Ardhi membayangkan dirinya yang berlarian di padang rumput dengan pelangi di atas kepalanya. Tepat saat itu Latifa telah mengetuk pintu kamarnya.
"Ardhi yang lainnya sudah menung.. tunggu, aku mencium aroma wanita asing di kamarmu."
"Dia itu cihuahua kah."
"Suara wanita, Ardhi tolong bukan pintunya."
"Sebentar."
Latifa menggunakan penjepit kertas dan ia membuka pintu dengan mudah.
"Dia bisa membuka pintunya!"
Latifa melihat bagaimana seorang wanita telah menindih Ardhi, tanpa ampun dia menepis tubuh wanita yang tidak dikenalnya dan langsung memeriksa Ardhi.
"Tunggu, apa yang kau lakukan?

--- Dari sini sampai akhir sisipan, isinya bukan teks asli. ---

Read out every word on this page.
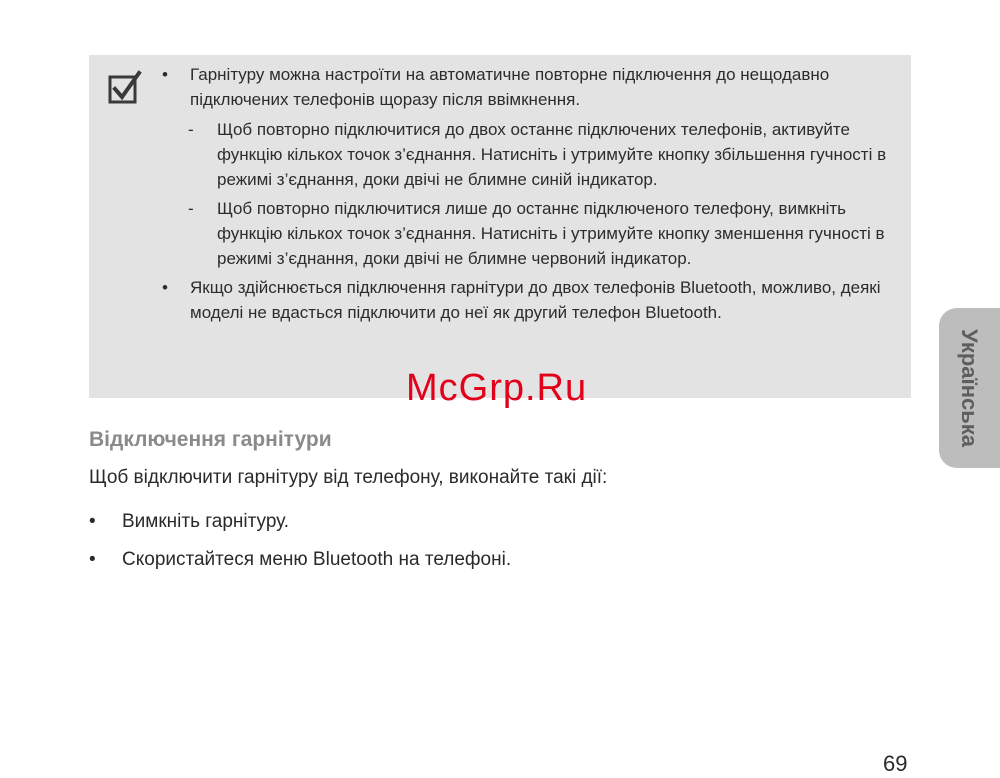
• Гарнітуру можна настроїти на автоматичне повторне підключення до нещодавно підключених телефонів щоразу після ввімкнення.
- Щоб повторно підключитися до двох останнє підключених телефонів, активуйте функцію кількох точок з’єднання. Натисніть і утримуйте кнопку збільшення гучності в режимі з’єднання, доки двічі не блимне синій індикатор.
- Щоб повторно підключитися лише до останнє підключеного телефону, вимкніть функцію кількох точок з’єднання. Натисніть і утримуйте кнопку зменшення гучності в режимі з’єднання, доки двічі не блимне червоний індикатор.
• Якщо здійснюється підключення гарнітури до двох телефонів Bluetooth, можливо, деякі моделі не вдасться підключити до неї як другий телефон Bluetooth.
McGrp.Ru
Відключення гарнітури
Щоб відключити гарнітуру від телефону, виконайте такі дії:
• Вимкніть гарнітуру.
• Скористайтеся меню Bluetooth на телефоні.
Українська
69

Berhentilah meloroti celanaku."
"Aku harus memeriksanya."
Keduanya berhenti bergerak saat melihat bagaimana Yuki yang terduduk di lantai mengeluarkan udara dingin.
Lalu dia menangis.
"Heh? Itu anu.. aku tidak bermaksud."
"Dia wujud asli pedang es yang aku bawa."
"Seorang wanita."
"Pendeta seram."
"Aku minta maaf."
Latifa buru-buru memeluknya selagi mengelus kepalanya. wajahnya tampak lembut sebelum berubah kembali.
"Ngomong-ngomong aku belum memeriksa bagian bawahmu, cepat tunjukan."
"Kenapa?"
Kalau ada sihir untuk melupakan suatu kejadian Ardhi jelas akan menggunakannya saat ini.
Membawa tujuh pedang akan terlihat merepotkan karenanya Ardhi menyimpan salah satu pedang hitamnya dan menggantinya dengan pedang es.
"Begini sudah cukup."
Latifa yang sejak tadi menunggu Ardhi selesai mengganti pakaian tampak mengembungkan pipinya. Berurusan dengan pelayan sudah merepotkan dan sekarang ada satu lagi yang cukup dekat dengan Ardhi.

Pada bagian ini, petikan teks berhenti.